Marketing Mix Modelling (MMM) is a powerful technique that helps quantify the effectiveness
of different media and marketing levers on business outcomes (such as sales, brand
metrics, etc.). It helps marketers understand how much credit to assign to TV, digital, print,
promotions, or other offline tactics—while accounting for external factors like seasonality,
pricing, or competition. At its core, MMM is about making smarter investment decisions using
past performance as a guide.
As privacy regulations tighten and digital tracking continues to erode, marketers are turning
back to Marketing Mix Modelling (MMM) to answer a critical question: what’s truly driving
business growth?
This modelling approach, while decades old, has become newly relevant as cookies
disappear and attribution becomes murkier. Yet, despite its analytical power, MMM still
struggles sometimes to close the loop between insight and action.
MMMs typically delivers macro-level ROI insights. They can tell you that TV delivers a 1.4x
return on investment, that search is your most efficient digital channel, or that print
contributes little to overall business outcomes. These results are useful—especially when
you're looking to justify budgets or evaluate macro-level media mix shifts.
But the real challenge begins when you try to translate these insights into actionable plans.
Traditional MMM approaches aggregates performance across broad channels or tactics,
meaning it rarely tells you which specific formats, audiences, creative types, or time slots are
actually working. Knowing that TV is effective is only half the battle. Should that spend go to
primetime or daytime? Should you favor sports programming or entertainment? Should you
focus on 15-second or 30-second spots? Traditional MMM doesn’t say. The result is a
growing disconnect between modelling outputs and the day-to-day decisions media planners
need to make. The insight may be statistically sound—but without a path to execution, it
often ends up sitting in a slide deck or dashboard, underutilized.

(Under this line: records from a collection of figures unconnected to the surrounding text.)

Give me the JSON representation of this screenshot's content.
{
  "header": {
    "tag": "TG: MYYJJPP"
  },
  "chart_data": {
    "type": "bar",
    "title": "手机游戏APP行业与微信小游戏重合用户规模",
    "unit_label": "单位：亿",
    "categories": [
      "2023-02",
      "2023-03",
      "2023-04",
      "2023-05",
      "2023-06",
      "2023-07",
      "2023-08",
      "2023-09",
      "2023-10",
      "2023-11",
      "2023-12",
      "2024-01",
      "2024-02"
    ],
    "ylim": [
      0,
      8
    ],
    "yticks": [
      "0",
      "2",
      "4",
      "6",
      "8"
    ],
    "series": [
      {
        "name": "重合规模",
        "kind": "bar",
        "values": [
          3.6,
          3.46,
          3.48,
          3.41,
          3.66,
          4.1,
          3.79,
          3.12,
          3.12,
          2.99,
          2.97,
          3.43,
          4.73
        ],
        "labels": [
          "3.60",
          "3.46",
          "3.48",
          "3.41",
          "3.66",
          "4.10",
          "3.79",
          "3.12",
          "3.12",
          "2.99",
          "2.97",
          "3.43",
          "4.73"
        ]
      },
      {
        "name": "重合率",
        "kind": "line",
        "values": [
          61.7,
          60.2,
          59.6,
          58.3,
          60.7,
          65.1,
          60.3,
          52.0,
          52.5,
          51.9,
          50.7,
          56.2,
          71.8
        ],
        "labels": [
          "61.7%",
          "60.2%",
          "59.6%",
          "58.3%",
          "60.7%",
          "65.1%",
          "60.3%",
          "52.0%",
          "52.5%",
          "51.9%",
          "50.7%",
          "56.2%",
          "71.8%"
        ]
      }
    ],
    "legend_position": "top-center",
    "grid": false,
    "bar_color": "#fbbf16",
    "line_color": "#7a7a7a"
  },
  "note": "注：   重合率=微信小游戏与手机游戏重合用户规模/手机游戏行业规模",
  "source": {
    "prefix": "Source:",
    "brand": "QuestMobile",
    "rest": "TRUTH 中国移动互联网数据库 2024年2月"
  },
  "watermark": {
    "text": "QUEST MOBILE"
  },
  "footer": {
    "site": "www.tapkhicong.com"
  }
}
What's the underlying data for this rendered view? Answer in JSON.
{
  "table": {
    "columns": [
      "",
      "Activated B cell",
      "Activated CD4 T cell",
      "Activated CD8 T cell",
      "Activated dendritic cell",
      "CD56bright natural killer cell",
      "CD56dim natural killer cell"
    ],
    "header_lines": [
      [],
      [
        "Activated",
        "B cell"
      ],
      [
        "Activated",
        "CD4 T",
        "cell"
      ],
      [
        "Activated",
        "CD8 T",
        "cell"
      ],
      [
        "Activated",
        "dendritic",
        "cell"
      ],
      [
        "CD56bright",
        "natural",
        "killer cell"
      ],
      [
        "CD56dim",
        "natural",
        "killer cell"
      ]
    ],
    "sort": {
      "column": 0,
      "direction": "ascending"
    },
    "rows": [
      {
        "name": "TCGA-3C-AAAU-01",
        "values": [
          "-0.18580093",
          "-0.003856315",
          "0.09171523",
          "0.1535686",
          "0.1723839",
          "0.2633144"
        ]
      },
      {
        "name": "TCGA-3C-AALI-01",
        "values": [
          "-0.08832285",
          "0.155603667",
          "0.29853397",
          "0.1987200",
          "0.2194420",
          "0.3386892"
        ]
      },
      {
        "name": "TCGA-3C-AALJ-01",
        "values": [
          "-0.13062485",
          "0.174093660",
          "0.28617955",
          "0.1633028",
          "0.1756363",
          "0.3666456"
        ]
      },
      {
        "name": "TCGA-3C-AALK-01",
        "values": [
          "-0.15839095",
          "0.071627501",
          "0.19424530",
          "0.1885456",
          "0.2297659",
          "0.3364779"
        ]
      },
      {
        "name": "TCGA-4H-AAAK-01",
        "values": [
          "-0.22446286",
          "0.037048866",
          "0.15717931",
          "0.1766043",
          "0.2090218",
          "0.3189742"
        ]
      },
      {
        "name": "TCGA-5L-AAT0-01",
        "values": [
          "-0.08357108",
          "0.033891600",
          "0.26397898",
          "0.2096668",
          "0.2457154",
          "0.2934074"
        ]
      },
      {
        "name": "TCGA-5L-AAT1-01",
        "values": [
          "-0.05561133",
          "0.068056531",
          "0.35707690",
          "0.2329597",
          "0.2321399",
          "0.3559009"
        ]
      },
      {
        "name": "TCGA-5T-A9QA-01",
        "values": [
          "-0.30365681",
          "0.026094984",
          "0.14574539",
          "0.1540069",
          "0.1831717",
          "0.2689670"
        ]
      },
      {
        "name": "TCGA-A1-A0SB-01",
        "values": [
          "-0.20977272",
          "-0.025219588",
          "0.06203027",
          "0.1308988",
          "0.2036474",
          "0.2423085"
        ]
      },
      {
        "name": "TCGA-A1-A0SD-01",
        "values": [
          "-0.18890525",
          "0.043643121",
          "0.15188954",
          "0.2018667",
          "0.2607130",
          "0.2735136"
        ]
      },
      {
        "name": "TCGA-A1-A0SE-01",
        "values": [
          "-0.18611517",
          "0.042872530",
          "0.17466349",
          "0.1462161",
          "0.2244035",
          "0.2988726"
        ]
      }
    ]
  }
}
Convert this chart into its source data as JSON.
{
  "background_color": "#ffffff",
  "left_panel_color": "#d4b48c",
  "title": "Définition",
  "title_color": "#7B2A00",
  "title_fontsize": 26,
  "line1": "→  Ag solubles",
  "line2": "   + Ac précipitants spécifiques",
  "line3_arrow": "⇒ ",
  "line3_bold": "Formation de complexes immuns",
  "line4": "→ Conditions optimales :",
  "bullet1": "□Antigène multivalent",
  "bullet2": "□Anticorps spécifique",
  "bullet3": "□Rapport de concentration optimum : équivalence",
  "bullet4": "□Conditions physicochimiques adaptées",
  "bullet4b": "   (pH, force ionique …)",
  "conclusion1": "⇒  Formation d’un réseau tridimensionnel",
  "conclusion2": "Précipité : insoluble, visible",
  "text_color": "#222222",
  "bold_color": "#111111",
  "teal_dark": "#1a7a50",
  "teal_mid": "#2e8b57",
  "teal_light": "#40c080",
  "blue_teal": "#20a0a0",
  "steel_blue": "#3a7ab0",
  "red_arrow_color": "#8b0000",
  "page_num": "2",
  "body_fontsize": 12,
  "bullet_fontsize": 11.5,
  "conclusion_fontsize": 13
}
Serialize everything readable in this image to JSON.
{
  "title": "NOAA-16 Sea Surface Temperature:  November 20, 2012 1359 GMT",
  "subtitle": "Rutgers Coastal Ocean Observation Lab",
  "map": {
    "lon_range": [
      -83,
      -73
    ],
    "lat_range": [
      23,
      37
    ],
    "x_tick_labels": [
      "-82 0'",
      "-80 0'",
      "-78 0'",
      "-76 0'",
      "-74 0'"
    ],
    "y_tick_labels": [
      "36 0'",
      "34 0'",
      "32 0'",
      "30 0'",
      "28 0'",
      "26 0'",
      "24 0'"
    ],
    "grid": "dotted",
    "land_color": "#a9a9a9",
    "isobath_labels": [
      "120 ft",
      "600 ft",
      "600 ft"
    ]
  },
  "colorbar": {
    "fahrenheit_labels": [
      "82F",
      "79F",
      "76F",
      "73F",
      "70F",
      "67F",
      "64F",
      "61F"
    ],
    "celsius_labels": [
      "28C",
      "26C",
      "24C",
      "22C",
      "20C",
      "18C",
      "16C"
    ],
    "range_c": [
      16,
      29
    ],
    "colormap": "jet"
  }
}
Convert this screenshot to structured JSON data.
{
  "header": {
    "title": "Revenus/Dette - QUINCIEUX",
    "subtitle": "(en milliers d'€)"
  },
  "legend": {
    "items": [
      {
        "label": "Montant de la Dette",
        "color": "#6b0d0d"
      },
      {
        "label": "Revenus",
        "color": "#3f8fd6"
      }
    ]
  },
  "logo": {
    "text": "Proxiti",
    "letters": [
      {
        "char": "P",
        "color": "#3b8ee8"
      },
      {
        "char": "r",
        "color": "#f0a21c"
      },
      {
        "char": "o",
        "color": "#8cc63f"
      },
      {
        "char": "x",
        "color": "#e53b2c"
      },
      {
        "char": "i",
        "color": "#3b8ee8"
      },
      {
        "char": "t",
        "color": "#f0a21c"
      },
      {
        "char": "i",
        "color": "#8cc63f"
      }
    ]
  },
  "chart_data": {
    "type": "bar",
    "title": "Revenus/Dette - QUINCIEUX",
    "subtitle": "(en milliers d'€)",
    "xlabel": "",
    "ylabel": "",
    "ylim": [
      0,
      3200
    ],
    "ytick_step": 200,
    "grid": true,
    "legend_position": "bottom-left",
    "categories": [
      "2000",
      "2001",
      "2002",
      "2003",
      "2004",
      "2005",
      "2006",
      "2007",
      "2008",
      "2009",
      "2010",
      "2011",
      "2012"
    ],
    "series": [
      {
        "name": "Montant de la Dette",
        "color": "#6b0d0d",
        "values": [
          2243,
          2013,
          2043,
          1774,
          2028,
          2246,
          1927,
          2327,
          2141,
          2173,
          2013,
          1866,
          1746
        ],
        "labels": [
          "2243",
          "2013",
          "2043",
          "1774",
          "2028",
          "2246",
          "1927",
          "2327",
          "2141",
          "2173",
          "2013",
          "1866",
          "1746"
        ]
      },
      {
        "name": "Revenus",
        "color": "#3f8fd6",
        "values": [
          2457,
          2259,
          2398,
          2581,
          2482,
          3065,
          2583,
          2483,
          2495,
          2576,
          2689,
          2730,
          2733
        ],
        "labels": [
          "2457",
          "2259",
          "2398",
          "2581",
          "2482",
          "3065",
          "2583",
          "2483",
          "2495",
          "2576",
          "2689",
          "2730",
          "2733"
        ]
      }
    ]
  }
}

This isn’t just a technical problem—it’s a strategic one. If your measurement framework can’t
inform tactical execution, you’re leaving value on the table.
This is where Agentic AI offers a transformative leap.
Let’s say your primary MMM concludes that YouTube performs well. The agent doesn’t stop
there. It drills down into format types (skippable vs. bumper), audience segments (Gen Z vs.
millennials), and device usage (mobile vs. desktop). It then simulates spend reallocation
scenarios, evaluates their expected impact, and recommends a mix that best aligns with
your KPIs—whether that’s ROI, reach, or cost-per-action.
What’s unique here is that this process isn’t static. As new campaign data flows in, the agent
re-learns, re-optimizes, and evolves its recommendations. Over time, your marketing
strategy becomes a living system: always responsive, always learning.
In a traditional setup, once the MMM results are delivered, it could take weeks for the
insights to be translated into a new media plan—often involving several rounds of
interpretation, agency discussions, and tactical revisions. By contrast, an agentic workflow
collapses this timeline dramatically.
The system ingests MMM outputs, applies micro-level performance models built on historical
campaign data, and uses reinforcement learning to recommend optimal allocations at the
most granular level supported by your data. These recommendations are instantly usable –
meaning they can be passed directly into campaign planning tools, media briefing docs, or
buying platforms. This workflow turns MMM from a backward-looking tool into a forward-
driving engine—one that can not only analyze what worked but proactively suggest what to
do next.
The implications of this shift are substantial.
First, it enables true granularity. Instead of vague channel-level ROI, marketers get clear
guidance: allocate 60% of your TV spend to 30-second primetime spots in Tier 1 cities; shift
20% of your digital budget to skippable YouTube ads targeting mobile-first users in urban
clusters; reduce out-of-home in regions with low footfall and high cost-per-impression.
Second, it creates speed and scale. Agentic systems operate continuously. The agent can
simulate "what if" questions on the fly, helping marketing teams be more agile and
responsive.
Third, it keeps the marketer in control. Agentic AI doesn’t replace strategic thinking—it
enhances it. Human decision-makers stay in the loop, guiding high-level priorities, validating
outputs, and ensuring recommendations align with brand values and commercial goals.
And finally, it creates a closed-loop system. With performance data feeding back into the
model, marketing becomes not just data-informed, but self-improving over time.